La parcelle située [Adresse 11] à [Localité 14] était la propriété de M. [K] [N], qui a vendu le 9 décembre 2013 à la société civile de construction vente Le Hameau des Noyers un ensemble de propriétés bâties et non bâties sis [Adresse 10] et [Adresse 11], section AE n° [Cadastre 1], [Cadastre 2], [Cadastre 3] et [Cadastre 5].
La société par actions simplifiée Green City Immobilier a obtenu le 10 décembre 2012 un permis de construire portant sur la démolition d'un ensemble de constructions sis [Adresse 11] à [Localité 14] et la construction d'un ensemble de 27 logements.
Ce permis de construire a été transféré à la société civile de construction vente Le Hameau des Noyers le 28 juin 2013.
Se plaignant de désordres, de l'atteinte à une servitude de vue et de la perte d'ensolleillement et de luminosité, M. [U] [I] a obtenu la désignation d'un expert en la personne de M. [H] [M] par ordonnance de référé du 14 août 2014 au contradictoire, notamment, des sociétés Green City Immobilier et Le Hameau des Noyers
L'expert, qui s'est adjoint le concours de M. [V] [A], expert en estimations immobilières, déposé son rapport le 15 octobre 2016.
Par acte du 15 mars 2018, M. [U] [I] a assigné la société par actions simplifiée Green City Immobilier et la société AXA France devant le tribunal en ouverture de rapport.

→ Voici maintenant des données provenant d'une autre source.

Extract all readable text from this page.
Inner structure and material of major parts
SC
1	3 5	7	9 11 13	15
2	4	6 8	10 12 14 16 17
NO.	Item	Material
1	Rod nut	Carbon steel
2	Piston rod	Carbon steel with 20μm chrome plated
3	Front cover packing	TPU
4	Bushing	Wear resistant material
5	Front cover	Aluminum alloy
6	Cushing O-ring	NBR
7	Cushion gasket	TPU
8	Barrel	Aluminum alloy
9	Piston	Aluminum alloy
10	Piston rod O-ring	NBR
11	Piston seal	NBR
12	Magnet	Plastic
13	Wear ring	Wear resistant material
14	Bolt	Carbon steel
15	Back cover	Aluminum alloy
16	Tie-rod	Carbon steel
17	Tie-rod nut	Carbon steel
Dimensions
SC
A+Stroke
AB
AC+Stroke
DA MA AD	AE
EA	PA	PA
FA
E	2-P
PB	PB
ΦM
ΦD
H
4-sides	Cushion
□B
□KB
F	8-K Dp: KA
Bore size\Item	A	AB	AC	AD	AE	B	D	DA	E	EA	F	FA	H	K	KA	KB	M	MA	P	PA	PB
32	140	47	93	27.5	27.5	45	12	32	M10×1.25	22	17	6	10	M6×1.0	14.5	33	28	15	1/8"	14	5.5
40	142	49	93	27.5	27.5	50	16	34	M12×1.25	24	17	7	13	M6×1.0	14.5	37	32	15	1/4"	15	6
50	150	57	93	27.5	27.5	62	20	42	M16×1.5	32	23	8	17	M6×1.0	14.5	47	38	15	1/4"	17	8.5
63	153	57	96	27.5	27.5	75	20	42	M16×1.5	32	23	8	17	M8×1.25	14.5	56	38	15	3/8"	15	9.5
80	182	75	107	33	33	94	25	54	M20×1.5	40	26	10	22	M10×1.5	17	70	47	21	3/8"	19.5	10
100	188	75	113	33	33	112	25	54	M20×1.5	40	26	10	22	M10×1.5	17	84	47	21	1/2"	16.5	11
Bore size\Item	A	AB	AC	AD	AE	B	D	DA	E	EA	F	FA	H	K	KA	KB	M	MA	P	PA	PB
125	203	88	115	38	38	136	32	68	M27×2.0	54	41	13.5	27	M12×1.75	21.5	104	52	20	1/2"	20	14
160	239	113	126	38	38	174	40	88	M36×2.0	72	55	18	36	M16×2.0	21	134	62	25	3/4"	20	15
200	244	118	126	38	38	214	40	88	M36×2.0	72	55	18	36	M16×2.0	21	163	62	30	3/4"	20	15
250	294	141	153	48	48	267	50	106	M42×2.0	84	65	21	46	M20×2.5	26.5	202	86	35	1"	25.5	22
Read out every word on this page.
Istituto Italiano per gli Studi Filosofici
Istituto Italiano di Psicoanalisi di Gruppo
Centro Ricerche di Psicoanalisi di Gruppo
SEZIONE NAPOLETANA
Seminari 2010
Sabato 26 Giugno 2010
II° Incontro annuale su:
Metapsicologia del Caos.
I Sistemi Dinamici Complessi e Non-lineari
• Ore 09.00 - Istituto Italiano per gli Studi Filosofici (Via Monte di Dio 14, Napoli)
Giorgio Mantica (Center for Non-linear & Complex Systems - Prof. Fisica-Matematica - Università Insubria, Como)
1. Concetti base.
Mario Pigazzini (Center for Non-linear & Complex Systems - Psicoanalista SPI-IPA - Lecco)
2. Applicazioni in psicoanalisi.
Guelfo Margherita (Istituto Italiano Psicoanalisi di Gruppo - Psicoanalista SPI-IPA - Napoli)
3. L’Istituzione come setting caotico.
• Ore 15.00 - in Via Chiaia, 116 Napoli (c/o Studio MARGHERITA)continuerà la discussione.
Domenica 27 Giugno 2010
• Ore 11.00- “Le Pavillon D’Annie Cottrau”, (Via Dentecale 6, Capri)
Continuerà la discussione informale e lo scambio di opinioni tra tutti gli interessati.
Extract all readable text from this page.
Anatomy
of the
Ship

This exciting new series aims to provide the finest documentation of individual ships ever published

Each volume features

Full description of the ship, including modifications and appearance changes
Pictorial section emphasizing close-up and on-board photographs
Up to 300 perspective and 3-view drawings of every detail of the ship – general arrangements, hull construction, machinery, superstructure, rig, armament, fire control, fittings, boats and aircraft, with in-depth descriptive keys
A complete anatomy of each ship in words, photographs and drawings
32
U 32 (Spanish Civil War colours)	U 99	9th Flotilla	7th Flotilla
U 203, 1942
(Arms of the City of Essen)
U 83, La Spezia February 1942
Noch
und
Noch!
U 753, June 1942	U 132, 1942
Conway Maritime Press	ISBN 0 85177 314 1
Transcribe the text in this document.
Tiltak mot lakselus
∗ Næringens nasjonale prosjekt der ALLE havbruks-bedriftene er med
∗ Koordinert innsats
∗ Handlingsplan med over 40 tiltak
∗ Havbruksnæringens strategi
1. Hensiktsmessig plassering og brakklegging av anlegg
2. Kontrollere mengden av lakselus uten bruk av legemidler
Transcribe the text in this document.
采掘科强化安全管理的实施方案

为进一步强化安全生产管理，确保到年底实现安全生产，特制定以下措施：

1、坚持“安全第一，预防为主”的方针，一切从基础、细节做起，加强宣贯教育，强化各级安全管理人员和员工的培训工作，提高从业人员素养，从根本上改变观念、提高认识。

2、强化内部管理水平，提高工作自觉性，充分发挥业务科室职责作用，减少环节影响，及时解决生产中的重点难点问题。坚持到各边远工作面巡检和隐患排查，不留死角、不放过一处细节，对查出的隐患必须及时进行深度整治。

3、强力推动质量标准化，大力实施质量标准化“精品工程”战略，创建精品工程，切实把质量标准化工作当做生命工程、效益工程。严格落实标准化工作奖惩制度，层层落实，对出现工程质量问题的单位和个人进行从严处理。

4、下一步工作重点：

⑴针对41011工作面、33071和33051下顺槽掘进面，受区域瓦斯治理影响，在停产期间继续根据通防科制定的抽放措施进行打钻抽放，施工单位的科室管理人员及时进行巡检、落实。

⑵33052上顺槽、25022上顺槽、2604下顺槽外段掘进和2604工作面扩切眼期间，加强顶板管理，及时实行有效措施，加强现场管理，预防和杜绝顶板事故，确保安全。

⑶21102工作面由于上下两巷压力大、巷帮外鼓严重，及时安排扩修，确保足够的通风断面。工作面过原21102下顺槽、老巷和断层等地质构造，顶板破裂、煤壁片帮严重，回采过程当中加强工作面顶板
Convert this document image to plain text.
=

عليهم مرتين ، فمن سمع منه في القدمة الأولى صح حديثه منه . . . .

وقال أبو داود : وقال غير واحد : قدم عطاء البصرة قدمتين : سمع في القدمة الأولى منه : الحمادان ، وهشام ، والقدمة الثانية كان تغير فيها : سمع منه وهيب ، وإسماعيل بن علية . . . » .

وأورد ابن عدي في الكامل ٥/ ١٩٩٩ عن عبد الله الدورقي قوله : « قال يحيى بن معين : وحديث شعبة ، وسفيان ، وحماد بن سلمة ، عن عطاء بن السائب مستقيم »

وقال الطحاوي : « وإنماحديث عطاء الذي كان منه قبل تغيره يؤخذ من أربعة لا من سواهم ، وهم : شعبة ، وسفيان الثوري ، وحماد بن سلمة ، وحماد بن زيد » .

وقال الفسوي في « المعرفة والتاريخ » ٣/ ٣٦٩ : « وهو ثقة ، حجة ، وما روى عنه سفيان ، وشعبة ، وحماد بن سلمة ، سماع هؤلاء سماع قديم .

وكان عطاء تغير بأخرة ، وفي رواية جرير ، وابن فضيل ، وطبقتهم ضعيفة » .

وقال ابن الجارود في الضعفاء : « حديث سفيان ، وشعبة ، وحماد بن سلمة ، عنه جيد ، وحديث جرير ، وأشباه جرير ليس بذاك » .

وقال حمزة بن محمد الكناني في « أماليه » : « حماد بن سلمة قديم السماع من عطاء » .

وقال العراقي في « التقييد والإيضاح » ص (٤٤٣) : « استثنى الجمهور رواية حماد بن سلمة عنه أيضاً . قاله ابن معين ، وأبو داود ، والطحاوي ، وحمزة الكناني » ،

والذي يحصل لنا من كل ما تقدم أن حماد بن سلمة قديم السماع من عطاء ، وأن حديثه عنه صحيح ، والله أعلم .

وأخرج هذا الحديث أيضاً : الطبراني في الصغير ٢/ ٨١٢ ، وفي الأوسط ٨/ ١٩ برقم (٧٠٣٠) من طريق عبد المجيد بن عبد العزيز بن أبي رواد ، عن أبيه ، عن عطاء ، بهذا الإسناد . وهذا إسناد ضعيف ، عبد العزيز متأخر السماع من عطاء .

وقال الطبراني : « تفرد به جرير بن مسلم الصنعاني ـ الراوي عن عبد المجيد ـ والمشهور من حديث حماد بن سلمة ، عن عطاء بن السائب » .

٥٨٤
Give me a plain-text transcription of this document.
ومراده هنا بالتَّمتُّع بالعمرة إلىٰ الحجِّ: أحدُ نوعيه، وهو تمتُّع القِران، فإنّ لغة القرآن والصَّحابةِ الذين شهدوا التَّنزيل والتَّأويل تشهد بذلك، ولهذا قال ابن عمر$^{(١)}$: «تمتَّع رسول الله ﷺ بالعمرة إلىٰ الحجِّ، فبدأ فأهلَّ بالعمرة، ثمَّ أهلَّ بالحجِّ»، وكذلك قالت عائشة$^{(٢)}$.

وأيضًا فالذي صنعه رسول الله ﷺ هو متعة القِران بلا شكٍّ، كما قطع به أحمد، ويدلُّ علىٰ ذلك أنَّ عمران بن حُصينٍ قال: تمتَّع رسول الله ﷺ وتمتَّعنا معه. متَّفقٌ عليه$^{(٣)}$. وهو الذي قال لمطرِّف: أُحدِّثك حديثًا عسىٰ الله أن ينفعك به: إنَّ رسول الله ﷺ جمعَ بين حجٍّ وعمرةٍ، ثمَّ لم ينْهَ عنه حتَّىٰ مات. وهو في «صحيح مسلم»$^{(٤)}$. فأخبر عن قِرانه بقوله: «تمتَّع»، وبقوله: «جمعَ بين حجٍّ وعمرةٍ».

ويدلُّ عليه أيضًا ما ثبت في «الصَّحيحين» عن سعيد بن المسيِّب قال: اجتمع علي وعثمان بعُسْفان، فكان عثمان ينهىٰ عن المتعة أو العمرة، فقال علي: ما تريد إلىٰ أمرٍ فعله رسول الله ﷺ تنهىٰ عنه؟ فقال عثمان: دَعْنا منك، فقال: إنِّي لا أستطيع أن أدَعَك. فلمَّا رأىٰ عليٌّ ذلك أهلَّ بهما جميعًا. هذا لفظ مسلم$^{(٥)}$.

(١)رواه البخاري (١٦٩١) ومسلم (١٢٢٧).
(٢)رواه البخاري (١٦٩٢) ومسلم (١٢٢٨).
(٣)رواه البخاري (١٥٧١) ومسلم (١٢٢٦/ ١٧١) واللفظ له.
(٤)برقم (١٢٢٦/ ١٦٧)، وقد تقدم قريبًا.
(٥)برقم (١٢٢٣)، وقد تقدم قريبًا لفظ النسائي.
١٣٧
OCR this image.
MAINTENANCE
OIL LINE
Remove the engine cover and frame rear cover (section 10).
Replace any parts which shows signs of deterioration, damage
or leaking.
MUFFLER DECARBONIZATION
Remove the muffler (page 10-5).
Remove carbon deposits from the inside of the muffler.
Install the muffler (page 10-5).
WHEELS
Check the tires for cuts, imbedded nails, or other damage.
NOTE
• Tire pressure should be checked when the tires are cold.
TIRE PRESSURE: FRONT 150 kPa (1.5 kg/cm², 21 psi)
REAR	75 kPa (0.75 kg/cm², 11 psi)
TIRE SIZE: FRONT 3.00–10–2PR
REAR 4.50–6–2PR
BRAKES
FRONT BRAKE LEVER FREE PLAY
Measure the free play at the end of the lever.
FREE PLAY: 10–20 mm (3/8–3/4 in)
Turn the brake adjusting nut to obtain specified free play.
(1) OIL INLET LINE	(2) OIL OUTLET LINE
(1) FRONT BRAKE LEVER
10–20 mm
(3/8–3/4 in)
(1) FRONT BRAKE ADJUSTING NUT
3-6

Par ordonnance du président du tribunal de grande instance de Toulouse du 13 mars 2019 la société d'exercice libéral à responsabilité limitée [B] [R] & associés, en la personne de M. [B] [R], administrateur judiciaire, a été désignée en qualité de mandataire ad hoc avec pour mission de représenter la société civile de construction vente Le Hameau des Noyers dans le cadre de la présente procédure.
Par acte du 11 avril 2019, M. [U] [I] a assigné en intervention forcée devant le tribunal la société [B] [R] & associés en la personne de M. [B] [R], administrateur judiciaire, ès qualités de mandataire ad hoc de la société Le Hameau des Noyers aux fins de la voir condamner in solidum à lui réparer le préjudice subi.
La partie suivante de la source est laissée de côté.